Google and Meta Are Building Their Own Cables Now
The ownership model for submarine cables is undergoing a generational shift. Historically, undersea cables were built by consortia of telecom operators who shared construction costs and capacity. Each consortium member received a proportional allocation of the cable’s bandwidth, and excess capacity was sold to other carriers on a wholesale basis. That model produced the majority of the 1.7 million kilometers of submarine cable currently in service.
Google and Meta have fundamentally changed the economics. Both companies now lead new cable builds as primary investors rather than consortium participants, constructing private capacity that serves their own traffic needs first and offering residual capacity to other carriers on terms they control. Google’s Dunant, Equiano, and Umoja cables, and Meta’s Anjana and 2Africa projects, are examples of hyperscalers building infrastructure that was previously the exclusive domain of telecom operators. The implication for traditional carriers is that they are becoming capacity customers on infrastructure owned by their largest traffic-generating competitors — the same companies that are building private terrestrial fiber backbones and data center campuses on land.
Resilient Routing Means Diverse Paths Not Just Capacity
The ITU summit’s focus on resilience is well placed, but resilience in submarine cable architecture is not simply a matter of having more capacity. It is a matter of having diverse physical routes that do not share the same geographic choke points. A carrier that has two submarine cables connecting Europe to Asia, both running through the Red Sea, has capacity redundancy but not route diversity. When the Red Sea is disrupted, both cables are affected simultaneously.

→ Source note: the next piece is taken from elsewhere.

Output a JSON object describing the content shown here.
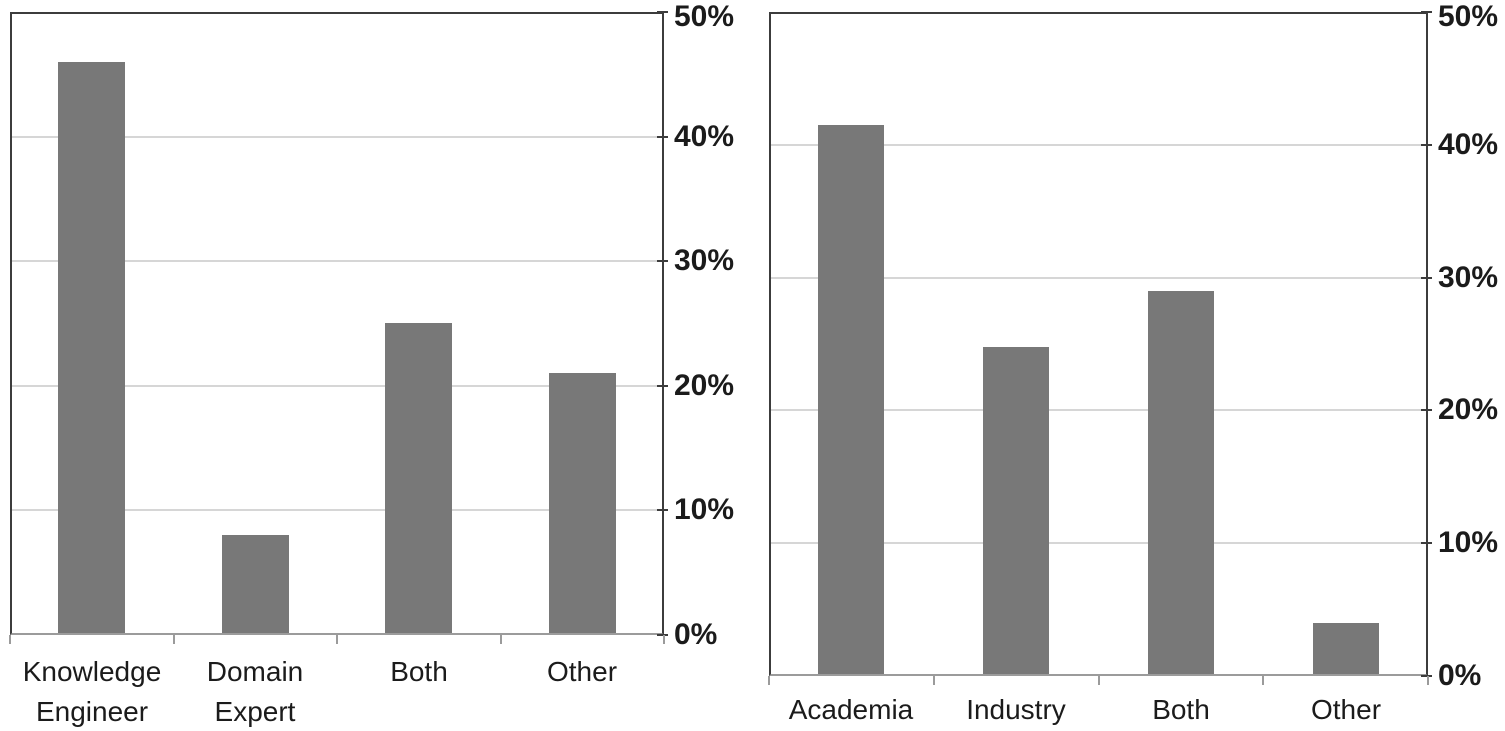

Route diversity requires investing in alternative paths — trans-Pacific routes connecting Asia to the Americas, terrestrial routes across Central Asia, or Arctic cable projects that avoid traditional choke points entirely. Each alternative has different cost, latency, and construction timeline characteristics. The carriers that invested in route diversity before the Red Sea disruption were the ones that maintained service levels during the incident. The carriers that relied on capacity redundancy alone were the ones scrambling. For network operators making connectivity investment decisions in 2026, the calculus is straightforward: diverse physical paths are more expensive to build but far less expensive than the revenue impact of a sustained outage on a critical route.